Thursday, September 24, 2009

Happy become Moody

Today acaully is a really happy day....Because i can out wif her.Although i feel dao i wan vomite because me sick,but i still feel very happy.Then morning i wake up early.I open comp and wait for her.She say she will come at 4.30.I think that my parent wont so faz come back.I din go out,just wait wait wait wait wait for her.and i keep see the clock when is 4.30...And then so excited..That time,1 incident change all the situation.My dad has come back....Shit!
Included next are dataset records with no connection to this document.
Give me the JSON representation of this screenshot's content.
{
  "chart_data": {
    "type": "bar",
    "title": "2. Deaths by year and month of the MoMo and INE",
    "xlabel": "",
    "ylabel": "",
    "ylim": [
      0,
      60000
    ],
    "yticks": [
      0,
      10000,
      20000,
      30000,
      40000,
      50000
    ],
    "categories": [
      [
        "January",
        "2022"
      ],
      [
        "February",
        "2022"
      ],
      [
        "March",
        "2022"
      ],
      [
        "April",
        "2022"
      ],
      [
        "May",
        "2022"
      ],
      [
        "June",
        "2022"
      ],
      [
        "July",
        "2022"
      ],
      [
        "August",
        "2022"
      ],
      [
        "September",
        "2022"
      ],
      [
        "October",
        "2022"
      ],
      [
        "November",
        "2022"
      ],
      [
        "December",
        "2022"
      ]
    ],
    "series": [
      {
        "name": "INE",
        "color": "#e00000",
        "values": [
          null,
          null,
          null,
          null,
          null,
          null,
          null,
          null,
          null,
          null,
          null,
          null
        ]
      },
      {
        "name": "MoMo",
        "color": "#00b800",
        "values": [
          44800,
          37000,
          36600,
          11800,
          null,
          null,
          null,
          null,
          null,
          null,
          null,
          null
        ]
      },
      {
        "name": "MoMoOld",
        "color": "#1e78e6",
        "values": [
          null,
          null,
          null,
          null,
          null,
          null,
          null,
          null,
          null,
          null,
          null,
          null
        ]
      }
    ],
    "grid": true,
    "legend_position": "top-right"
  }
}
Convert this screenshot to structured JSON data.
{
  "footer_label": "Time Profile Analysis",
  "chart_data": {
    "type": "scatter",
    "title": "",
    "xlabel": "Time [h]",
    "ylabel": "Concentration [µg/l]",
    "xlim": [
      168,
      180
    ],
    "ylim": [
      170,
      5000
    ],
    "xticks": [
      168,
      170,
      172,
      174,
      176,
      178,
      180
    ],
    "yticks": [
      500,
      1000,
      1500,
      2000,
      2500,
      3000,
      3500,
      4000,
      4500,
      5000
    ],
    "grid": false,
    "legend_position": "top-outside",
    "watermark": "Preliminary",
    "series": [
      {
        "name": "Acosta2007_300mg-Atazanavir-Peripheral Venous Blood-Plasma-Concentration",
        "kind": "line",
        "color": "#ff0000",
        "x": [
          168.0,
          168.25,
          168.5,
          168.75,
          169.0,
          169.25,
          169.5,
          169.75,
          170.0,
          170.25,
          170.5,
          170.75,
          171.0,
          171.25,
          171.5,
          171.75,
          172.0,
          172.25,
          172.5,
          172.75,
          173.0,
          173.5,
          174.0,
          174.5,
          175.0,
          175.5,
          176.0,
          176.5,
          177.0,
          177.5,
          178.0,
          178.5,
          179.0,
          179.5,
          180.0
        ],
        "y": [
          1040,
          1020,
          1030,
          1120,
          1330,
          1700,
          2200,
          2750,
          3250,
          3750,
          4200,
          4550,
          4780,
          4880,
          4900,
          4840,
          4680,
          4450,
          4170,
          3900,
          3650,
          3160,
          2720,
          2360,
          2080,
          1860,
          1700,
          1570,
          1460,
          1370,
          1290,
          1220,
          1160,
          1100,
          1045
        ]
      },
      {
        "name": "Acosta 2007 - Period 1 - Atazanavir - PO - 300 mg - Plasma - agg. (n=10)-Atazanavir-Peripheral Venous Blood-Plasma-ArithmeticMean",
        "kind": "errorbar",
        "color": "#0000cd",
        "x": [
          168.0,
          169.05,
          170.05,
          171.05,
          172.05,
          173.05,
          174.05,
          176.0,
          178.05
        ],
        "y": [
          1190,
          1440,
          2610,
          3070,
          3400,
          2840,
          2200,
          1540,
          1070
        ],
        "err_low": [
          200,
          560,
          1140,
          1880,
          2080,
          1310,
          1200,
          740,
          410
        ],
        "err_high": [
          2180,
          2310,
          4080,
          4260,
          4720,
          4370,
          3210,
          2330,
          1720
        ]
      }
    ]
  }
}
Then she no come le...i wanna tell her that see she wanna go down so i bring pi with me together wif her...But she heard my dad come back she went back home le...today i never see her.Sumore she is angry le...because of me.I always fong fei gei.Make dao her moody le.Y me always hurt her??? I soooooooo stupid.Just know make her moody.Happy de 1 oso dun have.Maybe i really is a sohai.I beg she dun wanna talk to me or really is...I dunno lar...Me not good and always hurt her de ppl.She dun wan choi me or talk to me i understand....I just think mayb she will be more happy without me.My only hope just to hear her and see her.But always wanna see her sumthing will happen.Then we start from 0 agn.I know i explain wad oso no use.She will say watever and dun wan hear.Just hope she happy lar...me duno tam gal happy...haiz really wanna hit myself y im so dumb and always not good timing....im sux person and FAILURE!